Virtual therapy also expands the reach of therapy services to underserved populations who might not otherwise have access; for example, therapists are finally able to treat clients in rural communities that were unable to access care before. According to a 2017 study from the Substance Abuse and Mental Health Services Administration, only 42.6% of the 46.6 million Americans with mental health issues had received treatment. Virtual appointments via teletherapy can open virtual doors to help ensure more people get the help they need.


Hypnosis is the use of language to induce a relaxed state and promote change. Although some individuals worry that virtual hypnotherapy may not be as effective, virtual appointments for hypnotherapy have been on the rise during the pandemic

Virtual appointments might even be more effective than in-person sessions, because clients are able to remain in the familiar comfort of their own environment, which can facilitate deeper work since clients are already feeling relaxed and secure.

As such, more and more clients have been able to take advantage of the many benefits of virtual therapy and hypnosis via video therapy with licensed professionals.


Although teletherapy has been extremely useful and expanding during the pandemic, there are some factors to take into consideration when choosing whether to engage in it and who to choose as a provider. For one, it is important to find a therapist who is ensuring they are encrypting data and using compliant platforms for video calls and messaging so as not to run afoul of HIPPA or other security issues. Additionally, offering teletherapy appointments also means complying with state licensing regulations both where the therapist is practicing and where the client is receiving services, so it’s very important to make sure you’re always working with a licensed professional.

Additionally, this New York Times article mentions that Medicare and many private insurers now cover most teletherapy appointments, and that Skype and FaceTime calls may be a viable option when other systems are unavailable. If you’re planning to use insurance, it’s always a good idea to speak to your insurance provider before beginning services to make sure telehealth is covered if that's important to you. 

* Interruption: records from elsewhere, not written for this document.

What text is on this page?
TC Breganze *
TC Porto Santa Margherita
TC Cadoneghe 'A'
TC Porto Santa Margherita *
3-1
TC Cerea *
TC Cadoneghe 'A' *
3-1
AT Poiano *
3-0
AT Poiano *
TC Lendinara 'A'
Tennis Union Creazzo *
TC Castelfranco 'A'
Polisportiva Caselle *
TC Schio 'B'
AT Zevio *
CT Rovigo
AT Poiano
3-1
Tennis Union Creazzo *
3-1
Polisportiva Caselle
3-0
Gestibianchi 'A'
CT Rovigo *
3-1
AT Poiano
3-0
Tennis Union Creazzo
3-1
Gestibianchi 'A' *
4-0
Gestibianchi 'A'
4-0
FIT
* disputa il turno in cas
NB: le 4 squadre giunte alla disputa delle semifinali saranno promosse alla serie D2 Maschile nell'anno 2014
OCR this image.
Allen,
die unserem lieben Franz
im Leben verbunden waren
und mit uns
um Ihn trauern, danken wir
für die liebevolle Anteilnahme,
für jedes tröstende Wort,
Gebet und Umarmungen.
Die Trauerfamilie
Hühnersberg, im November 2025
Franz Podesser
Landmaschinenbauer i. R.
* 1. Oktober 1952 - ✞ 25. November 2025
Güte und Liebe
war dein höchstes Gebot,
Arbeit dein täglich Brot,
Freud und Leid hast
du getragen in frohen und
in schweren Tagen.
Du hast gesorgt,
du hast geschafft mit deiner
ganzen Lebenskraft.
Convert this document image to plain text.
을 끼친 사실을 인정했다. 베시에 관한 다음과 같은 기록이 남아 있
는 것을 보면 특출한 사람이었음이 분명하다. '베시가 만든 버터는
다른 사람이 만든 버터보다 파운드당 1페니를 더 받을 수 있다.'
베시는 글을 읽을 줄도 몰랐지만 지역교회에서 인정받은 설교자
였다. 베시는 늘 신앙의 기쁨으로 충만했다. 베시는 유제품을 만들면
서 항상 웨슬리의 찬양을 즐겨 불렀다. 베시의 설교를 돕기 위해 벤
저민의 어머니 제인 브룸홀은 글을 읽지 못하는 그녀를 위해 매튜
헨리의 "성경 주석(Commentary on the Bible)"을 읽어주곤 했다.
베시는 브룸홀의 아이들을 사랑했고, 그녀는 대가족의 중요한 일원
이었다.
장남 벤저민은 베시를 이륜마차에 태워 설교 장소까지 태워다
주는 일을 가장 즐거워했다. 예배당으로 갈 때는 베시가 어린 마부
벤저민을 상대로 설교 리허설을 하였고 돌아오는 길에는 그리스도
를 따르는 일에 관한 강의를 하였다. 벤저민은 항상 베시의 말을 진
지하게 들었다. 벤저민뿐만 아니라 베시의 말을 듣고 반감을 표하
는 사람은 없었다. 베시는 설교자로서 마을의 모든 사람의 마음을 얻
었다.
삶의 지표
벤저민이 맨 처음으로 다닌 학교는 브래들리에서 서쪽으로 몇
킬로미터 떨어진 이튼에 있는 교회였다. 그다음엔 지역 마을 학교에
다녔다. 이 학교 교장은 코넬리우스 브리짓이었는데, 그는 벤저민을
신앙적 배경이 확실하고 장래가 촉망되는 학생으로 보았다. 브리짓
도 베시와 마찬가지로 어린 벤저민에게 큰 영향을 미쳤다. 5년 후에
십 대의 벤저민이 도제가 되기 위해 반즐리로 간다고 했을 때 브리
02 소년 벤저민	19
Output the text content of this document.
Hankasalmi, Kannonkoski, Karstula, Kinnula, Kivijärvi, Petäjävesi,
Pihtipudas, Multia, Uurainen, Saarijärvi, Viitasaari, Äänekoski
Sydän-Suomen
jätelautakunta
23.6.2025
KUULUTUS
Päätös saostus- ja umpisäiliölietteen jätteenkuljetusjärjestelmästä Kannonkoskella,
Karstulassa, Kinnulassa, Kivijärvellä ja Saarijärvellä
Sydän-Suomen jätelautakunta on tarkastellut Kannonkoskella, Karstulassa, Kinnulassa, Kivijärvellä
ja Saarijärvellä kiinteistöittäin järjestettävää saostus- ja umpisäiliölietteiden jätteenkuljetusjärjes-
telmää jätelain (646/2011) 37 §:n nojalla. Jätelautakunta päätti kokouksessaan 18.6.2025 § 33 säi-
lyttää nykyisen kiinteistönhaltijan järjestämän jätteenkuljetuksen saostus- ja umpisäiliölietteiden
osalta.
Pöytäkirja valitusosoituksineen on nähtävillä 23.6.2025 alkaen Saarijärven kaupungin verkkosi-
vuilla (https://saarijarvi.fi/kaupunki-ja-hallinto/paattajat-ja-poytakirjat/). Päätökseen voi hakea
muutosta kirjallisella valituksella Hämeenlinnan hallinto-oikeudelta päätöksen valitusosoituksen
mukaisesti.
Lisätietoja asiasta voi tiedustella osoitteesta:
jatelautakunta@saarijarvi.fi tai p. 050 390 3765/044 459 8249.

Lastly, technical issues — like slow internet speeds and software hiccups — are also a concern for some people. And even when the technology is working well, there’s the matter of clients being able to find a quiet and private location at home for their appointments, at a time when households are sheltering in place together. Clients may worry about family members being able to hear their therapy sessions, and there can be concerns about privacy and quiet on both ends of these calls, as therapists also have to carve out time and space to work from home. So before engaging in teletherapy, it’s always a good idea to plan ahead to ensure you will have the privacy you need and good WiFi or telephone service.


Even with these growing pains, The COVID-19 Telepsychology Revolution: A National Study of Pandemic-Based Changes in U.S. Mental Health Care Delivery indicates that many surveyed psychotherapists intend to continue using teletherapy through the pandemic and beyond. With increased convenience, solid effectiveness, and improved access to underserved communities, teletherapy looks like it will remain — both for my practice and for the field of psychotherapy in general.